The obtained results indicate that the highest activity was attributed to the nanoparticles synthesized from the extracts prepared from the leaves dried at lower temperatures. In this way, GS Fe_xO_y-NPs-T_{25 °C (H2O Ext or Ethanol Ext.)} produced higher scavenging activity than the NPs synthesized from leaves dried at higher temperatures, CS NPs-Fe_xO_y and the extracts themselves, including the standard gallic acid (IC₅₀ = 0.41 ± 0.20 mg/mL). This could be explained by the simultaneous activity of polyphenols remaining as antioxidant agents and GS NPs-Fe_xO_y as a catalyst [85]. In addition, it was found that aqueous extracts had higher polyphenol content than ethanolic extracts. This phenomenon is likely due to the presence of phytochemicals and iron ions, which may act as antioxidants by transferring single electrons and hydrogen atoms [86] or by releasing oxygen atoms [4]. Other studies have reported the adsorption of bioactive compounds of extracts on spherical nanoparticles [87]. Similar results were reported by Zdenka et al. [88], who investigated the antioxidant activity of green and chemical Ag-NPs.
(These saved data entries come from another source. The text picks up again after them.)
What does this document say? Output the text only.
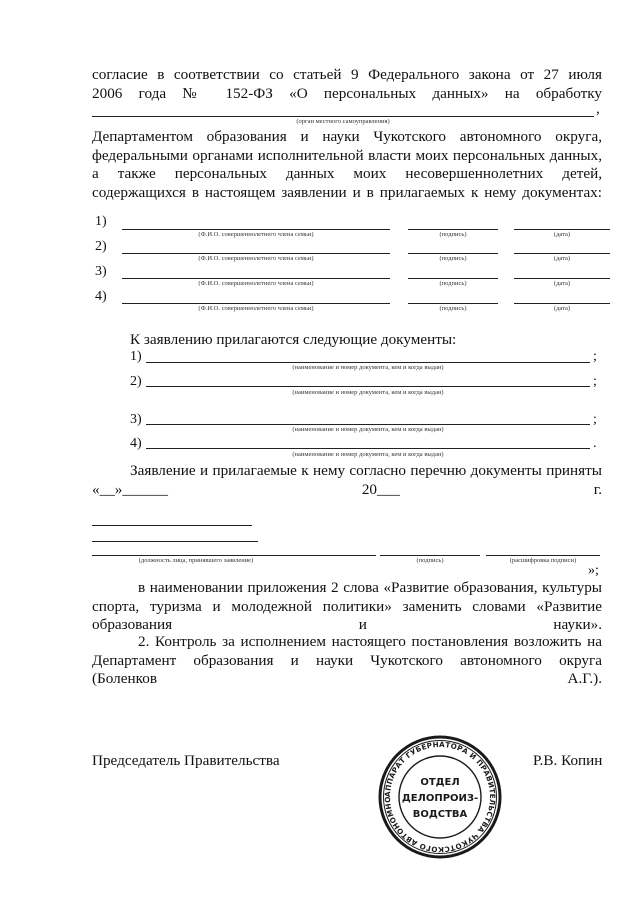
согласие в соответствии со статьей 9 Федерального закона от 27 июля
2006 года № 152-ФЗ «О персональных данных» на обработку
,
(орган местного самоуправления)
Департаментом образования и науки Чукотского автономного округа,
федеральными органами исполнительной власти моих персональных данных,
а также персональных данных моих несовершеннолетних детей,
содержащихся в настоящем заявлении и в прилагаемых к нему документах:
1)
(Ф.И.О. совершеннолетнего члена семьи)	(подпись)	(дата)
2)
(Ф.И.О. совершеннолетнего члена семьи)	(подпись)	(дата)
3)
(Ф.И.О. совершеннолетнего члена семьи)	(подпись)	(дата)
4)
(Ф.И.О. совершеннолетнего члена семьи)	(подпись)	(дата)
К заявлению прилагаются следующие документы:
1)	;
(наименование и номер документа, кем и когда выдан)
2)	;
(наименование и номер документа, кем и когда выдан)
3)	;
(наименование и номер документа, кем и когда выдан)
4)	.
(наименование и номер документа, кем и когда выдан)
Заявление и прилагаемые к нему согласно перечню документы приняты
«__»______ 20___ г.
(должность лица, принявшего заявление)	(подпись)	(расшифровка подписи)
»;
в наименовании приложения 2 слова «Развитие образования, культуры
спорта, туризма и молодежной политики» заменить словами «Развитие
образования и науки».
2. Контроль за исполнением настоящего постановления возложить на
Департамент образования и науки Чукотского автономного округа
(Боленков А.Г.).
Председатель Правительства	Р.В. Копин
АППАРАТ ГУБЕРНАТОРА И ПРАВИТЕЛЬСТВА ЧУКОТСКОГО АВТОНОМНО
ОТДЕЛ
ДЕЛОПРОИЗ-
ВОДСТВА
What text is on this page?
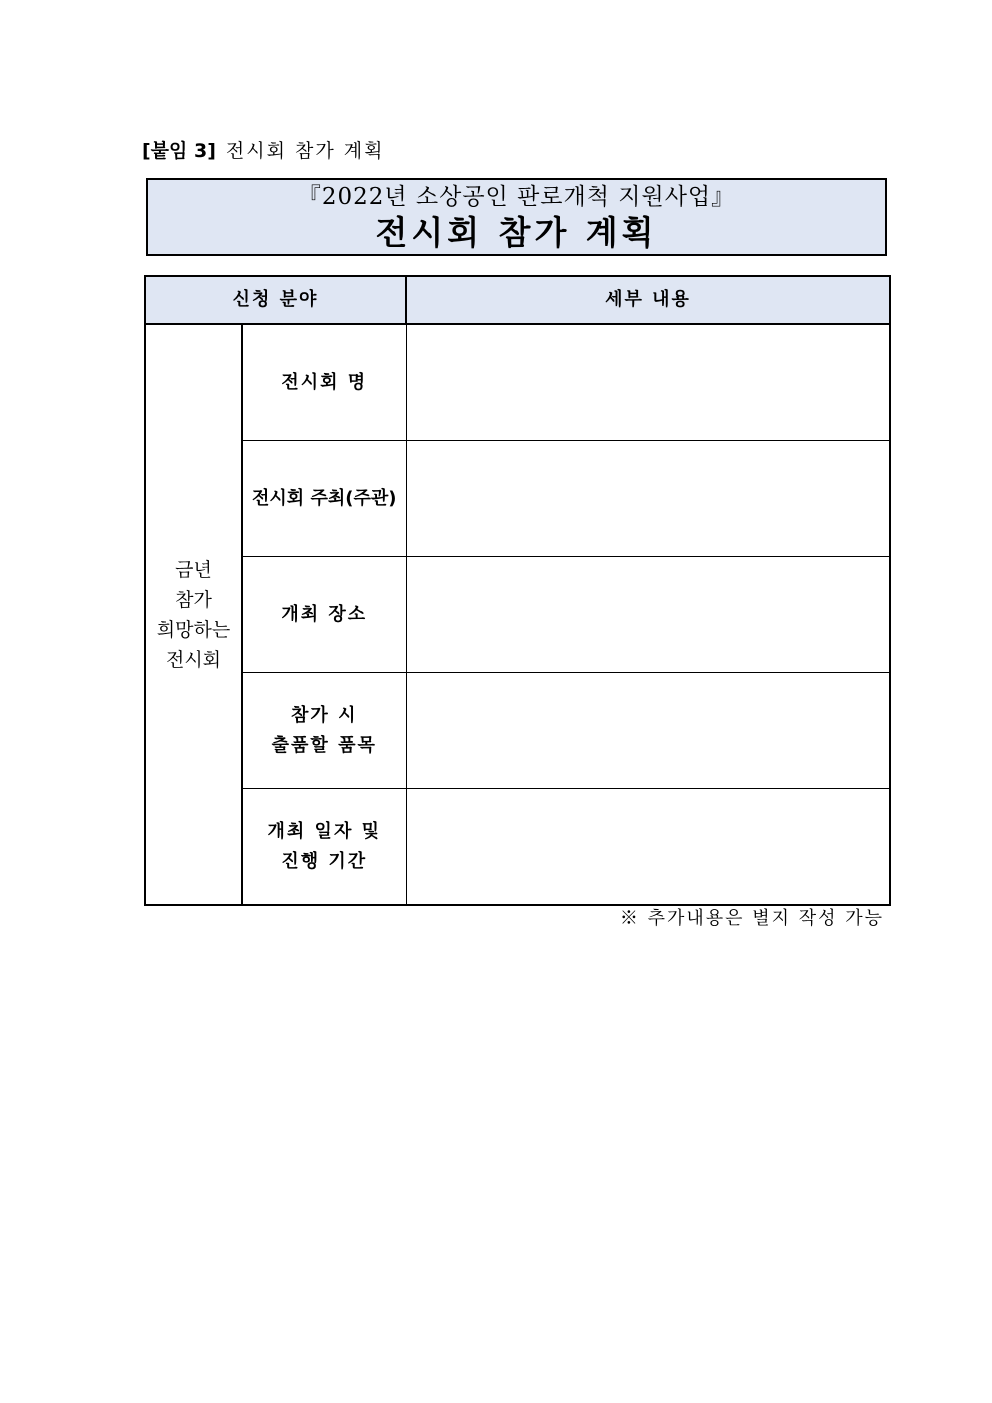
[붙임 3] 전시회 참가 계획
『2022년 소상공인 판로개척 지원사업』
전시회 참가 계획
신청 분야		세부 내용
금년
참가
희망하는
전시회	전시회 명	
	전시회 주최(주관)	
	개최 장소	
	참가 시
출품할 품목	
	개최 일자 및
진행 기간	
※ 추가내용은 별지 작성 가능
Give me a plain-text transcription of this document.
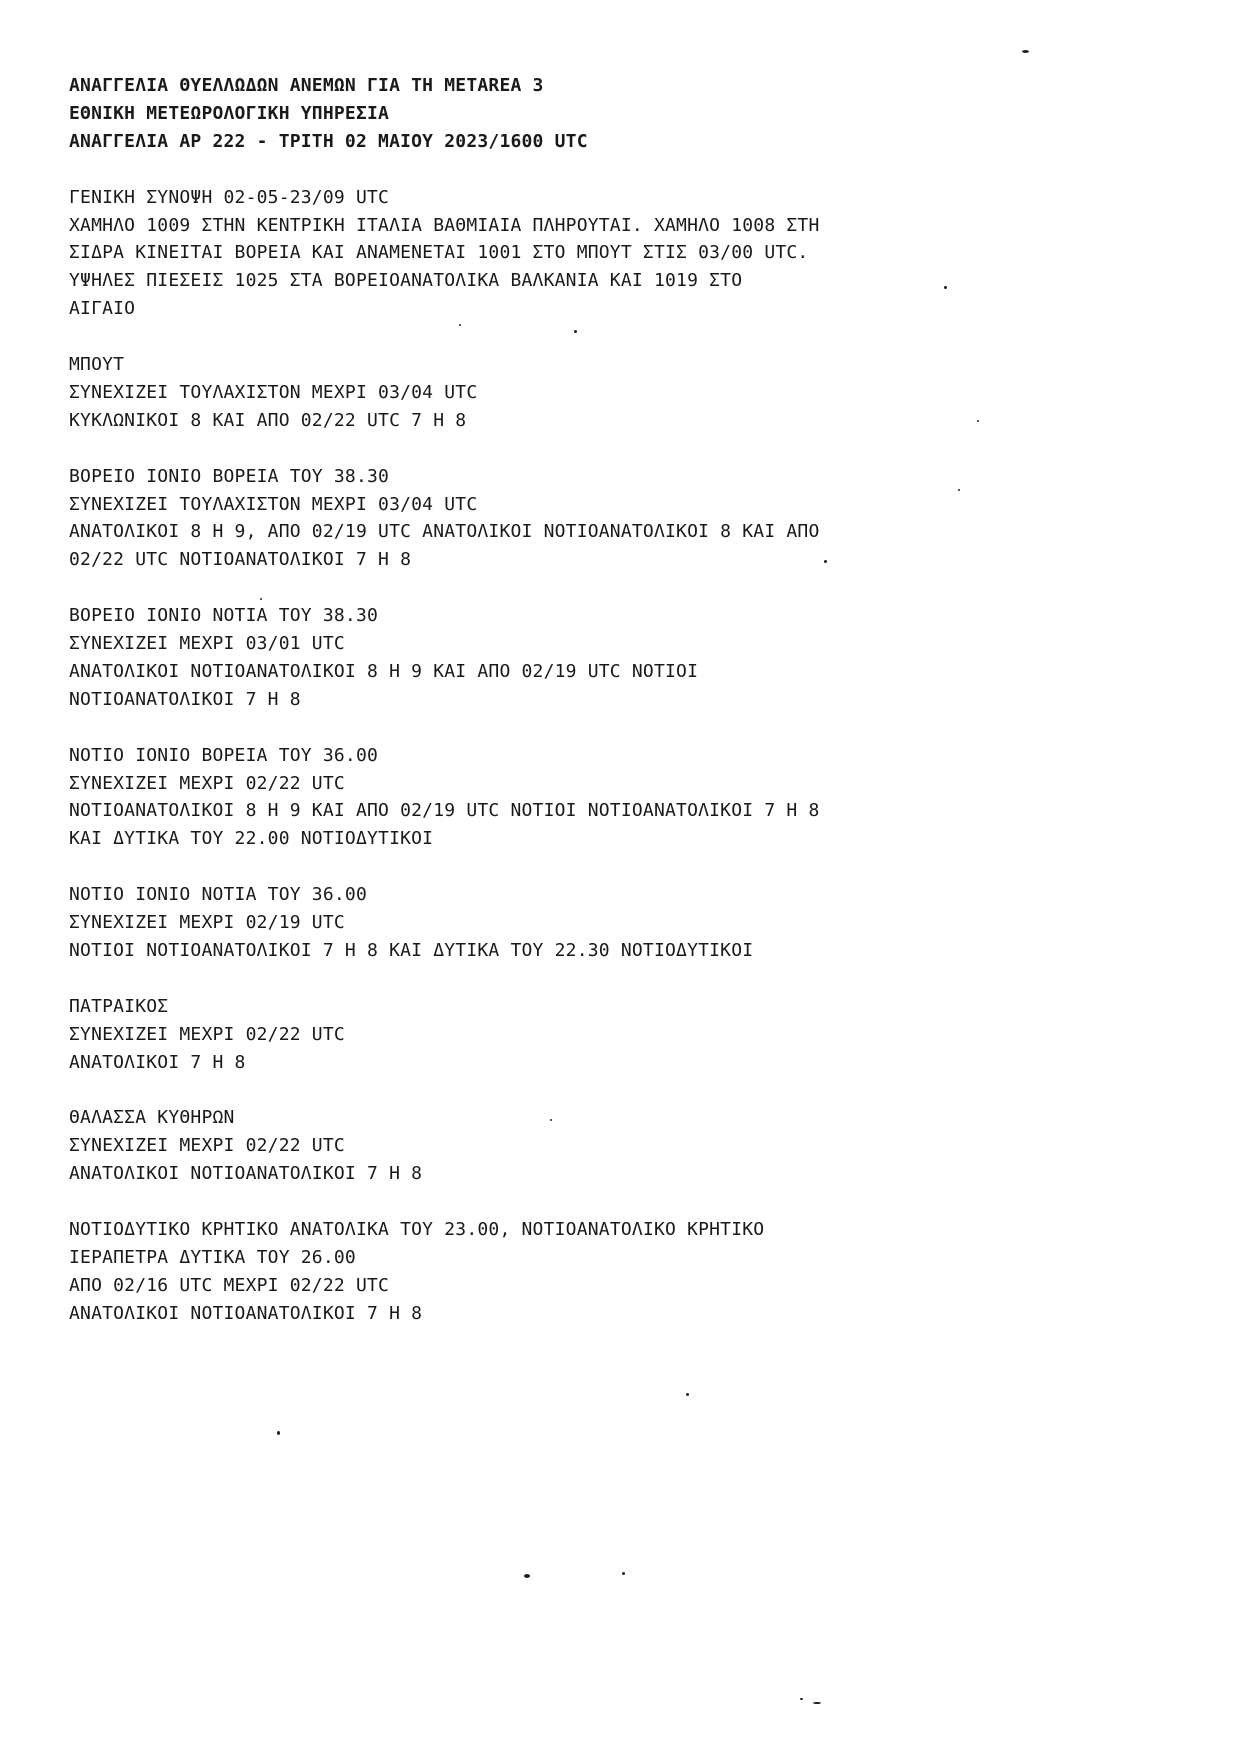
ΑΝΑΓΓΕΛΙΑ ΘΥΕΛΛΩΔΩΝ ΑΝΕΜΩΝ ΓΙΑ ΤΗ METAREA 3
ΕΘΝΙΚΗ ΜΕΤΕΩΡΟΛΟΓΙΚΗ ΥΠΗΡΕΣΙΑ
ΑΝΑΓΓΕΛΙΑ ΑΡ 222 - ΤΡΙΤΗ 02 ΜΑΙΟΥ 2023/1600 UTC
ΓΕΝΙΚΗ ΣΥΝΟΨΗ 02-05-23/09 UTC
ΧΑΜΗΛΟ 1009 ΣΤΗΝ ΚΕΝΤΡΙΚΗ ΙΤΑΛΙΑ ΒΑΘΜΙΑΙΑ ΠΛΗΡΟΥΤΑΙ. ΧΑΜΗΛΟ 1008 ΣΤΗ
ΣΙΔΡΑ ΚΙΝΕΙΤΑΙ ΒΟΡΕΙΑ ΚΑΙ ΑΝΑΜΕΝΕΤΑΙ 1001 ΣΤΟ ΜΠΟΥΤ ΣΤΙΣ 03/00 UTC.
ΥΨΗΛΕΣ ΠΙΕΣΕΙΣ 1025 ΣΤΑ ΒΟΡΕΙΟΑΝΑΤΟΛΙΚΑ ΒΑΛΚΑΝΙΑ ΚΑΙ 1019 ΣΤΟ
ΑΙΓΑΙΟ
ΜΠΟΥΤ
ΣΥΝΕΧΙΖΕΙ ΤΟΥΛΑΧΙΣΤΟΝ ΜΕΧΡΙ 03/04 UTC
ΚΥΚΛΩΝΙΚΟΙ 8 ΚΑΙ ΑΠΟ 02/22 UTC 7 Η 8
ΒΟΡΕΙΟ ΙΟΝΙΟ ΒΟΡΕΙΑ ΤΟΥ 38.30
ΣΥΝΕΧΙΖΕΙ ΤΟΥΛΑΧΙΣΤΟΝ ΜΕΧΡΙ 03/04 UTC
ΑΝΑΤΟΛΙΚΟΙ 8 Η 9, ΑΠΟ 02/19 UTC ΑΝΑΤΟΛΙΚΟΙ ΝΟΤΙΟΑΝΑΤΟΛΙΚΟΙ 8 ΚΑΙ ΑΠΟ
02/22 UTC ΝΟΤΙΟΑΝΑΤΟΛΙΚΟΙ 7 Η 8
ΒΟΡΕΙΟ ΙΟΝΙΟ ΝΟΤΙΑ ΤΟΥ 38.30
ΣΥΝΕΧΙΖΕΙ ΜΕΧΡΙ 03/01 UTC
ΑΝΑΤΟΛΙΚΟΙ ΝΟΤΙΟΑΝΑΤΟΛΙΚΟΙ 8 Η 9 ΚΑΙ ΑΠΟ 02/19 UTC ΝΟΤΙΟΙ
ΝΟΤΙΟΑΝΑΤΟΛΙΚΟΙ 7 Η 8
ΝΟΤΙΟ ΙΟΝΙΟ ΒΟΡΕΙΑ ΤΟΥ 36.00
ΣΥΝΕΧΙΖΕΙ ΜΕΧΡΙ 02/22 UTC
ΝΟΤΙΟΑΝΑΤΟΛΙΚΟΙ 8 Η 9 ΚΑΙ ΑΠΟ 02/19 UTC ΝΟΤΙΟΙ ΝΟΤΙΟΑΝΑΤΟΛΙΚΟΙ 7 Η 8
ΚΑΙ ΔΥΤΙΚΑ ΤΟΥ 22.00 ΝΟΤΙΟΔΥΤΙΚΟΙ
ΝΟΤΙΟ ΙΟΝΙΟ ΝΟΤΙΑ ΤΟΥ 36.00
ΣΥΝΕΧΙΖΕΙ ΜΕΧΡΙ 02/19 UTC
ΝΟΤΙΟΙ ΝΟΤΙΟΑΝΑΤΟΛΙΚΟΙ 7 Η 8 ΚΑΙ ΔΥΤΙΚΑ ΤΟΥ 22.30 ΝΟΤΙΟΔΥΤΙΚΟΙ
ΠΑΤΡΑΙΚΟΣ
ΣΥΝΕΧΙΖΕΙ ΜΕΧΡΙ 02/22 UTC
ΑΝΑΤΟΛΙΚΟΙ 7 Η 8
ΘΑΛΑΣΣΑ ΚΥΘΗΡΩΝ
ΣΥΝΕΧΙΖΕΙ ΜΕΧΡΙ 02/22 UTC
ΑΝΑΤΟΛΙΚΟΙ ΝΟΤΙΟΑΝΑΤΟΛΙΚΟΙ 7 Η 8
ΝΟΤΙΟΔΥΤΙΚΟ ΚΡΗΤΙΚΟ ΑΝΑΤΟΛΙΚΑ ΤΟΥ 23.00, ΝΟΤΙΟΑΝΑΤΟΛΙΚΟ ΚΡΗΤΙΚΟ
ΙΕΡΑΠΕΤΡΑ ΔΥΤΙΚΑ ΤΟΥ 26.00
ΑΠΟ 02/16 UTC ΜΕΧΡΙ 02/22 UTC
ΑΝΑΤΟΛΙΚΟΙ ΝΟΤΙΟΑΝΑΤΟΛΙΚΟΙ 7 Η 8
Nevertheless, the GS Fe_xO_y-NPs-T _{50 °C H2O Ext} exhibited lower antioxidant activity compared with NPs obtained with ethanol (Fe_xO_y-NPs-T _{50 °C Ethanol Ext}), the raw extract and the standard extract (gallic acid) [89], which can be attributed to Fe₃O₄-NPs % present in the sample. Patra et al. reported that this may be due to the stereoselectivity of the bioactive complex present on the Fe₃O₄-NPs surface when acting as an anti-free radical agent [90]. In addition, the degradation of polyphenolic compounds in hot water upon prolonged exposure to high temperatures may also affect antioxidant activity, resulting in a decrease in radical scavenging activity [41].

Table 2 shows the relative IC_{50 NPs}/IC_{50 Ext}. Values lower than 1 express higher scavenging activity in Fe_xO_y-NPs than the extracts, and values of more than 1 express the opposite. In this case, all extracts presented higher scavenging activity than NPs. These results make sense, considering that part of the antioxidant activity of the extract is lost to reduce FeCl₃·6H₂O and synthesize the NPs. Furthermore, from a nanoscale point of view, it was observed that when the iron-reducing capacity increases, the hydrodynamic sizes of the NPs-Fe_xO_y tend to decrease [46].

Table 2 shows the TAC values of GS Fe_xO_y-NPs and CS Fe_xO_y-NPs. The highest total antioxidant activity values were produced for the green nanoparticles synthesized from the ethanolic extract, especially at lower drying temperatures. However, as shown in Table 1, the highest TAC value was achieved by T_{25 °C H2O Ext.}, with 2.04 mg GAE/mg extract. This means that although the NPs synthesized from ethanolic extracts have more total antioxidant groups, they do not exhibit a good anti-radical function (higher DPPH IC₅₀ values).

4. Conclusions

The synthesis of iron oxide nanoparticles using Phoenix dactylifera L. has been shown to be an alternative and feasible method that is environmentally safer than conventional chemical methods, in addition to being harmless to human health.

Nevertheless, the phenolic compounds present in Phoenix dactylifera L. could be affected by various factors, especially the drying temperature of the plant and the extraction solvent used, producing differences in the final nanoparticles obtained. Therefore, increasing the drying temperature could affect the phenolic compound efficiency (reducing capacity) and, subsequently, the nanoparticle size, crystallinity and the type of oxide obtained. The green nanoparticles obtained at lower drying temperatures exhibited the best physicochemical properties and antioxidant activity throughout the process.

Finally, nanoparticle size and morphology were decisive in their unique properties, as they can affect antioxidant activity.